Her brother was married now, and while Sammy had always been involved in the household to an extent, she now lived in the house. And was... Well, it was her house.

It made Iris feel like there wasn’t as much to do. And like she didn’t really have the authority to do it.

It was the same with her sister Pansy and her husband, West. They were firmly established at their own home, raising West’s younger brother. A family unit apart from the one the Danielses had spent years building after their parents had died when they were kids.

And now that Rose and Logan were engaged, Rose had moved out of the main house too, and Iris just had...less and less to do.

She and Logan no longer came to the farmhouse for every meal. Instead, they usually ate at their place.

It seemed fitting that they were all settled first. Well, she couldn’t have imagined another way for it to go. She was a practical girl, and she tried not to give in to self-pity. Self-pity didn’t help anyone. But she’d always occupied a particular position in her family. She was steady and she was well behaved, and she was...well, she was the one who had to shepherd them all into the safe, happy finished places of their lives.
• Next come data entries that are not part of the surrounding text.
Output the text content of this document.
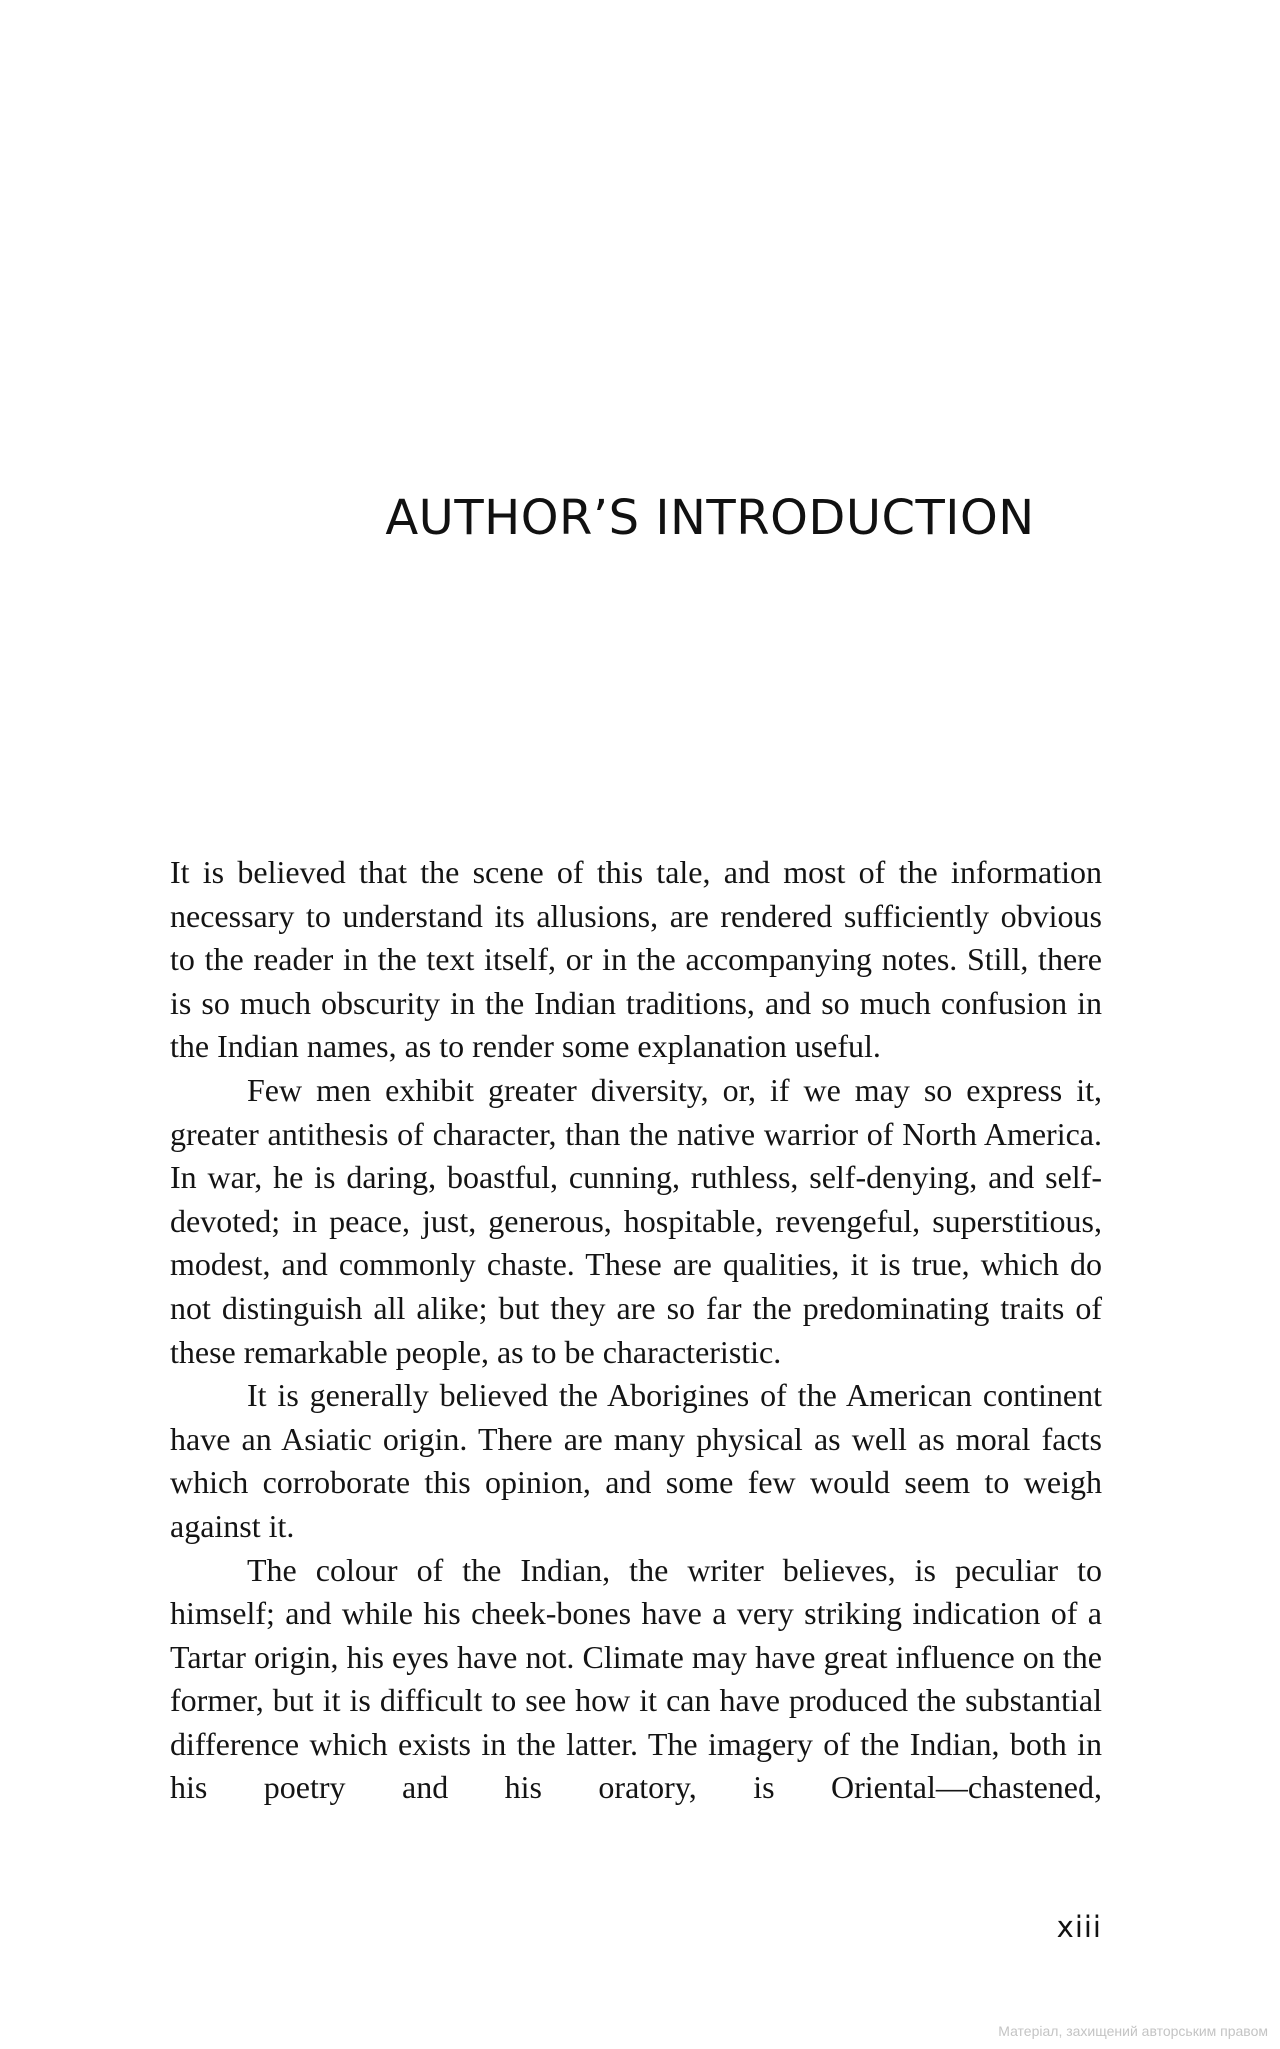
AUTHOR’S INTRODUCTION

It is believed that the scene of this tale, and most of the information necessary to understand its allusions, are rendered sufficiently obvious to the reader in the text itself, or in the accompanying notes. Still, there is so much obscurity in the Indian traditions, and so much confusion in the Indian names, as to render some explanation useful.

Few men exhibit greater diversity, or, if we may so express it, greater antithesis of character, than the native warrior of North America. In war, he is daring, boastful, cunning, ruthless, self-denying, and self-devoted; in peace, just, generous, hospitable, revengeful, superstitious, modest, and commonly chaste. These are qualities, it is true, which do not distinguish all alike; but they are so far the predominating traits of these remarkable people, as to be characteristic.

It is generally believed the Aborigines of the American continent have an Asiatic origin. There are many physical as well as moral facts which corroborate this opinion, and some few would seem to weigh against it.

The colour of the Indian, the writer believes, is peculiar to himself; and while his cheek-bones have a very striking indication of a Tartar origin, his eyes have not. Climate may have great influence on the former, but it is difficult to see how it can have produced the substantial difference which exists in the latter. The imagery of the Indian, both in his poetry and his oratory, is Oriental—chastened,

xiii
Матеріал, захищений авторським правом
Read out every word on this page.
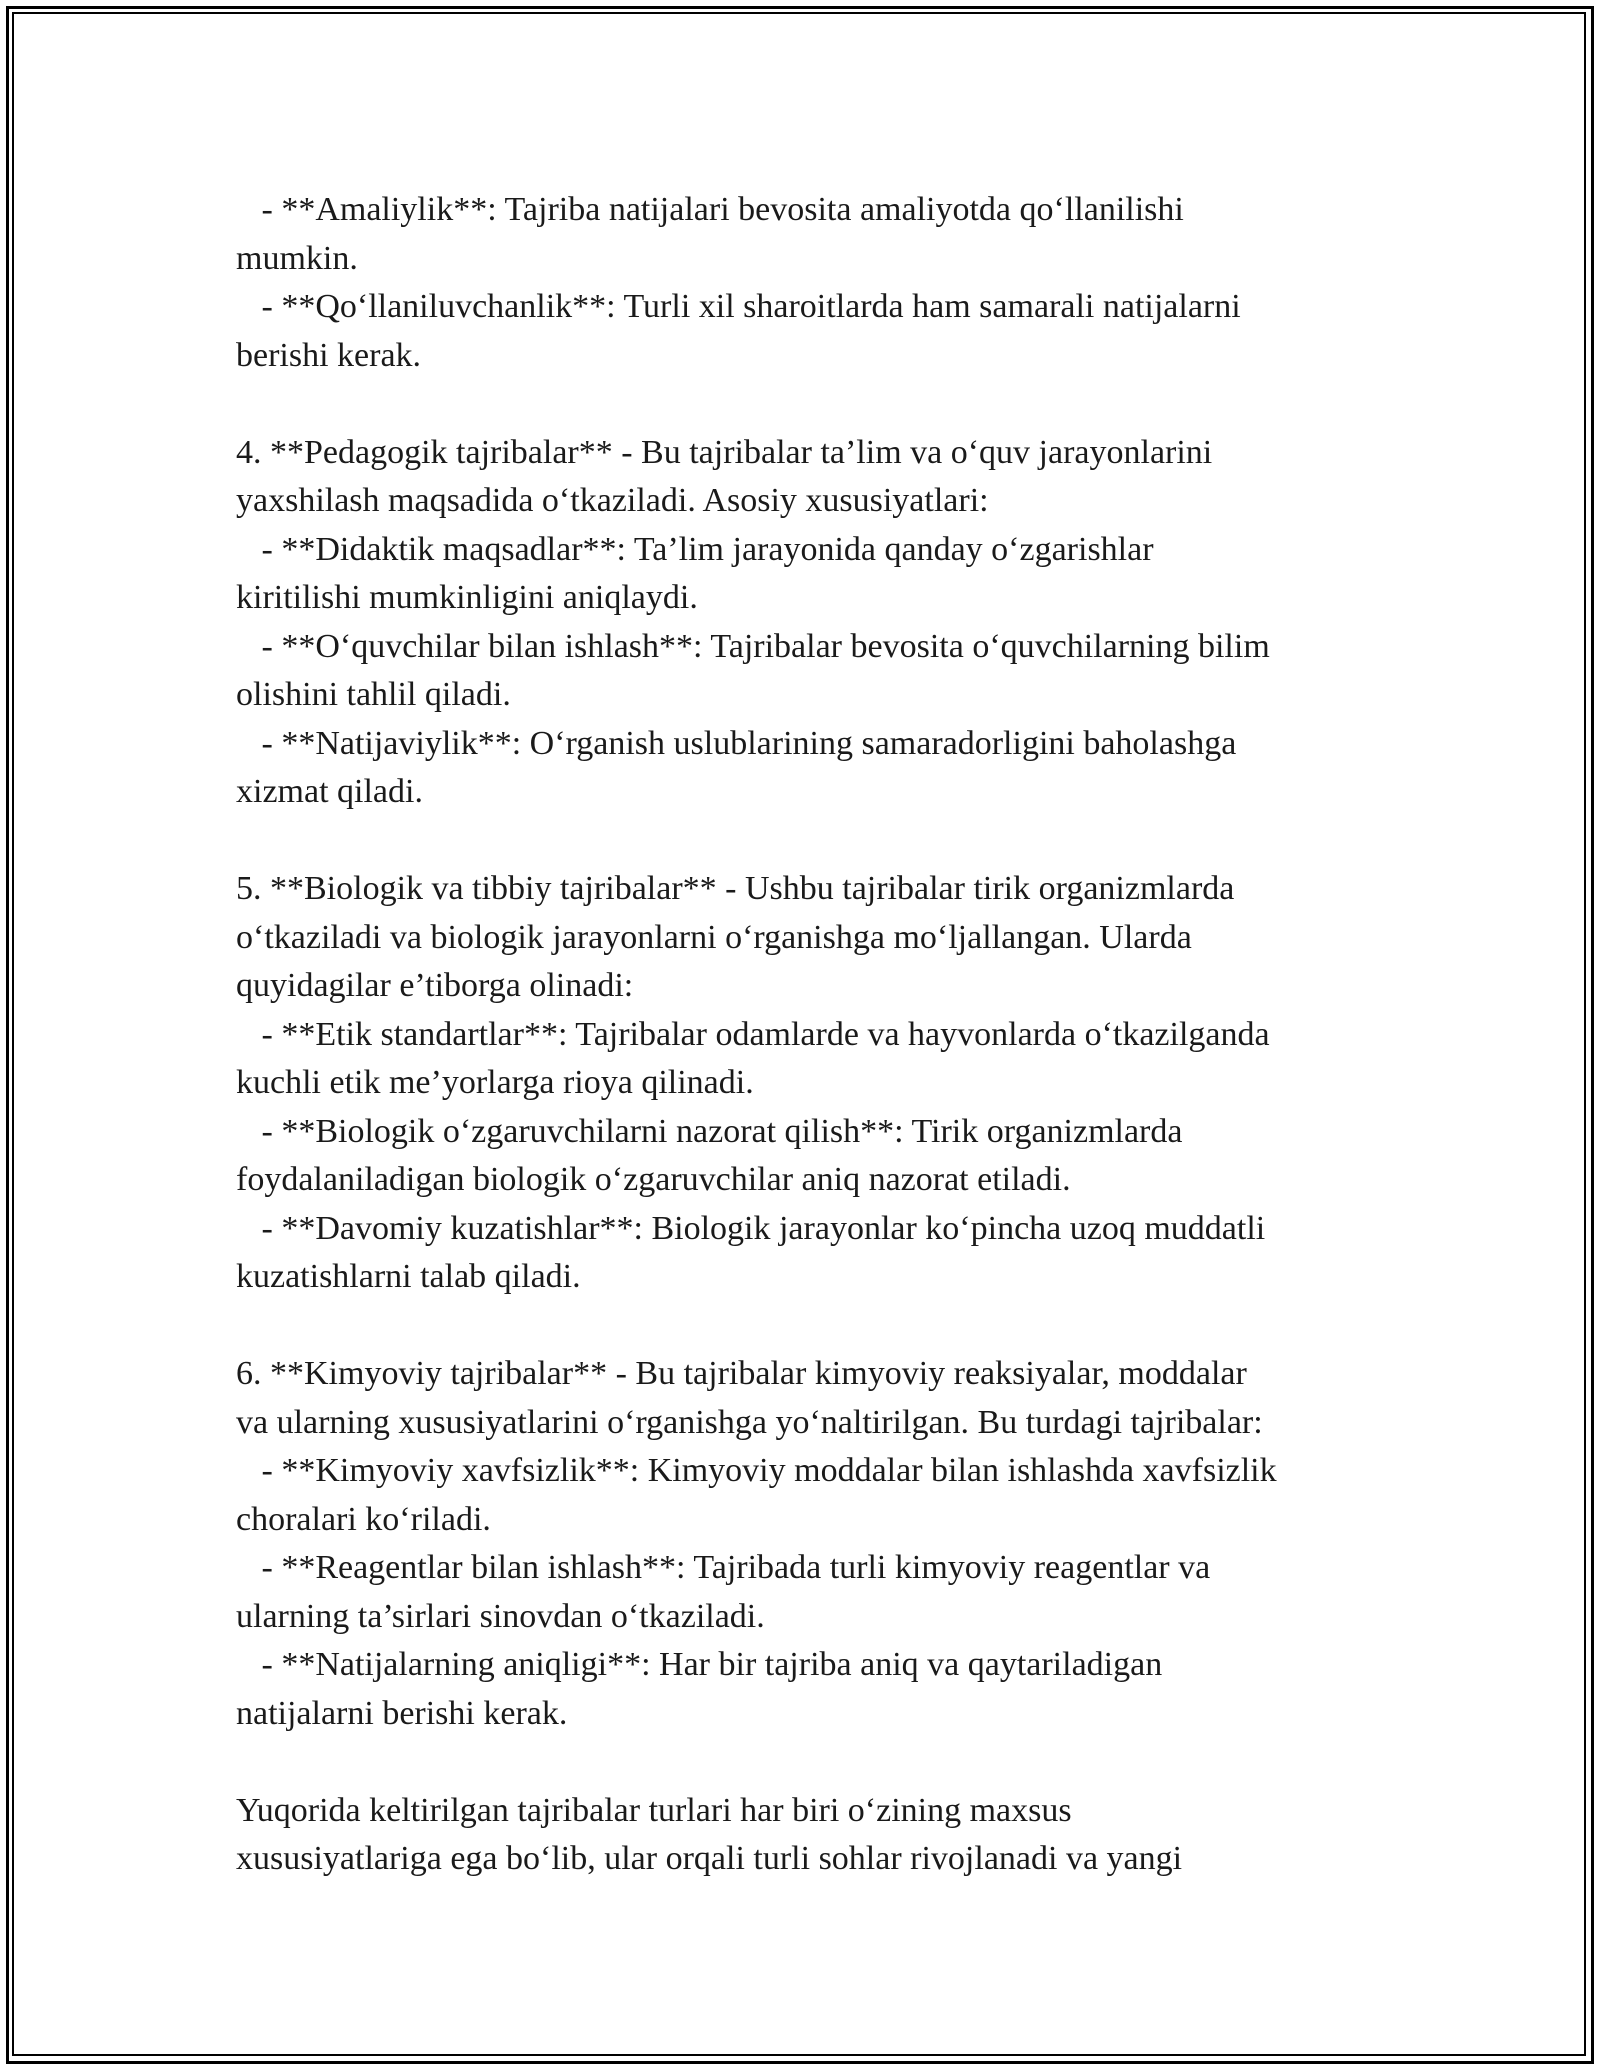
- **Amaliylik**: Tajriba natijalari bevosita amaliyotda qo‘llanilishi
mumkin.
- **Qo‘llaniluvchanlik**: Turli xil sharoitlarda ham samarali natijalarni
berishi kerak.
4. **Pedagogik tajribalar** - Bu tajribalar ta’lim va o‘quv jarayonlarini
yaxshilash maqsadida o‘tkaziladi. Asosiy xususiyatlari:
- **Didaktik maqsadlar**: Ta’lim jarayonida qanday o‘zgarishlar
kiritilishi mumkinligini aniqlaydi.
- **O‘quvchilar bilan ishlash**: Tajribalar bevosita o‘quvchilarning bilim
olishini tahlil qiladi.
- **Natijaviylik**: O‘rganish uslublarining samaradorligini baholashga
xizmat qiladi.
5. **Biologik va tibbiy tajribalar** - Ushbu tajribalar tirik organizmlarda
o‘tkaziladi va biologik jarayonlarni o‘rganishga mo‘ljallangan. Ularda
quyidagilar e’tiborga olinadi:
- **Etik standartlar**: Tajribalar odamlarde va hayvonlarda o‘tkazilganda
kuchli etik me’yorlarga rioya qilinadi.
- **Biologik o‘zgaruvchilarni nazorat qilish**: Tirik organizmlarda
foydalaniladigan biologik o‘zgaruvchilar aniq nazorat etiladi.
- **Davomiy kuzatishlar**: Biologik jarayonlar ko‘pincha uzoq muddatli
kuzatishlarni talab qiladi.
6. **Kimyoviy tajribalar** - Bu tajribalar kimyoviy reaksiyalar, moddalar
va ularning xususiyatlarini o‘rganishga yo‘naltirilgan. Bu turdagi tajribalar:
- **Kimyoviy xavfsizlik**: Kimyoviy moddalar bilan ishlashda xavfsizlik
choralari ko‘riladi.
- **Reagentlar bilan ishlash**: Tajribada turli kimyoviy reagentlar va
ularning ta’sirlari sinovdan o‘tkaziladi.
- **Natijalarning aniqligi**: Har bir tajriba aniq va qaytariladigan
natijalarni berishi kerak.
Yuqorida keltirilgan tajribalar turlari har biri o‘zining maxsus
xususiyatlariga ega bo‘lib, ular orqali turli sohlar rivojlanadi va yangi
Ryder had taken care of them, it was true. But the emotional well-being of her siblings, that she be a good example...all of that was an essential part of who she was.

Of what her mother had needed her to be.

And sure, there were hard things about that, but she’d never seen the point of arguing with the way things were.

She’d tried. But she’d lost her parents at fourteen. She’d exhausted her lungs arguing with the universe back then. And it hadn’t changed a thing.

And yes, it burned a little more at the realization she was the only one left alone. And maybe she was irritated by the fact that a few months ago her pride had suffered a mortal wounding at the hands of her sister.

Unintentional of course.

But when Rose had tried to set her up with Elliott, who had ultimately been after Rose and not Iris, it had driven a splinter deep beneath Iris’s skin.

She should be grateful, she supposed.

With everyone so decidedly moved on, that left her in the house with Ryder, Sammy and baby Astrid, feeling like a third wheel.

Her poor eldest brother had his maiden spinster sister living in his house with him while he was trying to adjust to being a husband, and a new father.

Of course, being in the same house as her niece was wonderful. And she knew that Sammy appreciated having help with the baby.

But it just served as yet another reminder of what Iris didn’t have for herself.

She was always enjoying things through other people.

Their milestones. Their triumphs. All of them falling in love. Having children.

It made her ache, and it was inspiring her to act. And this bakery was supposed to be her way out of that.

And now it just felt like she had been shaken out of an impossible dream.

“We decided to have a date morning.” Rose frowned. “You look upset.”

Iris hesitated. She knew that if she told Rose about what was going on, Rose would immediately go into scheming mode. And when Rose schemed, things tended to go... Well, they went. Awry or well, that was never a guarantee, but something always happened.

She might as well see where Rose’s momentum could take her. She was currently stagnant. And sure, sometimes Rose had terrible ideas. Like trying to set Iris up with Elliott.